Paving the way for a new generation of precise positioning, navigation, and stabilization functions in dynamic applications, Tronics’ MEMS sensors are ideally suited to incorporation within IMUs and INS for air, land and sea based unmanned systems operating in challenging environments.
As a prime supplier of both force-rebalance digital SMD accelerometers and MEMS gyros, what key challenges, in the unmanned sector, do Tronics Microsystems’ products overcome?
Precise positioning and navigation of unmanned systems calls for high accuracy inertial sensors able to output reliable data when operating in GNSS-denied environments, while facing high vibrations and fast-changing temperature conditions. As an example, an electric VTOL (Vertical Take Off and Landing) flying in urban canyons will have to rely on a precise inertial navigation system to maintain its trajectory when the GNSS signal becomes too weak or unavailable.
The inertial sensors used for Attitude and Heading Reference Systems (AHRS) and Inertial Navigation Systems (INS) must demonstrate an excellent capability to reject the vibrations created by the propellers and have to be repeatable and stable in a wide range of temperatures. Tronics’ high-performance MEMS accelerometers and gyros provide a lightweight, low-power and miniature alternative to analog quartz accelerometers and Fiber Optic Gyros, thus increasing VTOL and UAV flight autonomy, while featuring the tactical-grade performance level required for the navigation of dynamic unmanned systems.
What sets Tronics Microsystems apart in your industry, specifically for railway, drone, autonomous vehicle and robotics developers?
System makers must ensure maximum accuracy and reliability of their products while keeping their time-to-market under control. In the high-performance market, we are today the only provider of both digital closed-loop MEMS accelerometers and gyros components with tactical-grade performance, which enables a faster integration of Tronics sensors into multi-axis Inertial Measurement Units (IMU) and INS.

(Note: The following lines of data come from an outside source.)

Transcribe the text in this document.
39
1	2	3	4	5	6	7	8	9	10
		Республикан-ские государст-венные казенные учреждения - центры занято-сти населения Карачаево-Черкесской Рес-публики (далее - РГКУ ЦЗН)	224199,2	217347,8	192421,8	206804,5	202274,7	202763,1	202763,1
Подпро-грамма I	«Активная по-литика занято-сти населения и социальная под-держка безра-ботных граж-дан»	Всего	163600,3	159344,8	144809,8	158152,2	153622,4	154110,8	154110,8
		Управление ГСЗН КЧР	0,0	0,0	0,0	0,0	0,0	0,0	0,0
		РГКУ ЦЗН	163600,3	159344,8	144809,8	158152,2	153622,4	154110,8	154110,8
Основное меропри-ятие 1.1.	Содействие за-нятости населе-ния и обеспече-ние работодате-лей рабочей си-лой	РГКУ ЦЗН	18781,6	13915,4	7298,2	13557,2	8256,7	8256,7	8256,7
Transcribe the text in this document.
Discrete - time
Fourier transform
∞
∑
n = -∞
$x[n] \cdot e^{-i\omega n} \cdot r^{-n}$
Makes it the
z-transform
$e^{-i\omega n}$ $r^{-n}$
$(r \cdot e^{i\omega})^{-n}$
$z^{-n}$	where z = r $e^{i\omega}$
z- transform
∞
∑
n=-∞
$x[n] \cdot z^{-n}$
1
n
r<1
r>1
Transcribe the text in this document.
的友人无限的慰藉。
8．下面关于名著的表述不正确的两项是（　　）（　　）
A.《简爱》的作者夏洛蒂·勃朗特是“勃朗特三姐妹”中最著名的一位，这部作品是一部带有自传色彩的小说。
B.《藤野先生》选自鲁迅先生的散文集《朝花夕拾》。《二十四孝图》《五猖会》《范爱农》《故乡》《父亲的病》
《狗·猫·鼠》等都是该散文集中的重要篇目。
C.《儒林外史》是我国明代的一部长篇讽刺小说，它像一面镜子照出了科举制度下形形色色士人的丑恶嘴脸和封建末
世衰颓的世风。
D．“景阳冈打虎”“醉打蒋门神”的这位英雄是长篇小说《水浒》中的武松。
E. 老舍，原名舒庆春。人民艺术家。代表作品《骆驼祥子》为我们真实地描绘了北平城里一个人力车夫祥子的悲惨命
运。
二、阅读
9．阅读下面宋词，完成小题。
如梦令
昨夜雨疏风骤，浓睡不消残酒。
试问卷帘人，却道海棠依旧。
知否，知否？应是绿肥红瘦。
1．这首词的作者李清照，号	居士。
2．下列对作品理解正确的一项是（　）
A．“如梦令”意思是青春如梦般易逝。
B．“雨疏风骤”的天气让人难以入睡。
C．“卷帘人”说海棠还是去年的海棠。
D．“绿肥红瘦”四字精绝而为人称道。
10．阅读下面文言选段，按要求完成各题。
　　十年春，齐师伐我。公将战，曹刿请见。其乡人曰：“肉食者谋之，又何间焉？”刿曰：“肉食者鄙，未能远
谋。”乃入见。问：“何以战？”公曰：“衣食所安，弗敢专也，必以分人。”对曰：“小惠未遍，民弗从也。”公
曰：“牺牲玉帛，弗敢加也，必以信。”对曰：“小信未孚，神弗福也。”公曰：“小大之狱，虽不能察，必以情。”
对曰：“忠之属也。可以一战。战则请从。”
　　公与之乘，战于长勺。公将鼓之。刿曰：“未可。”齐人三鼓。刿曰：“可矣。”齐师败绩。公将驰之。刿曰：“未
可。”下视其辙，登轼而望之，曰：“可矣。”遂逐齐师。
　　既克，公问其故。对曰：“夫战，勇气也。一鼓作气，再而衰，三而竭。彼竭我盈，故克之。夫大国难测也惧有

Contrary to analog-centric solutions available on the high-performance MEMS inertial sensors market, the digital output embedded in our AXO accelerometers and GYPRO gyros helps our customers reduce their BoM cost by removing the need for costly discrete components such as low-noise amplifiers and high-resolution ADC. From a technical point of view, the use of a closed-loop electronics architecture in our accelerometers and gyros enables excellent vibration rectification performance, which is a key requirement for dynamic applications used in the railway, advanced air mobility, and land navigation markets.
How do you see Tronics Microsystems’ solutions evolving in the unmanned and autonomous sectors in 2023 and beyond?
2023 is a pivotal year for Tronic. After the successful launch of AXO3015 in 2020 for high precision navigation and positioning in constrained temperature environments like UAV and VTOL, we are expanding our AXO300 accelerometers platforms with AXO301, a high-resolution accelerometer tailored to train positioning and localization functions, as well as AXO305, a ± 5 g accelerometer for motion control and navigation functions of land, marine and subsea systems such as underwater ROV (Remotely Operated Vehicles).
To provide a complete inertial sensors portfolio to our customers, our recently announced GYPRO4300 high stability gyro brings to the market a miniature, digital and low-SWaP (Size, Weight and Power) alternative to Fiber Optic Gyros and Dynamically Tuned Gyros that paves the way for a new generation of precise positioning, navigation, and stabilization functions in dynamic applications.
This gyro features a ± 300 °/s input measurement range, 200 Hz bandwidth, 1 ms latency and <2°/h Bias Instability with a closed-loop architecture that ensures high linearity and stability in dynamic environments. GYPRO43000 is the first product reference from our GYPRO4000 gyro platform that will be extended in the coming months with new product reference demonstrating high performance in terms of noise and bias stability.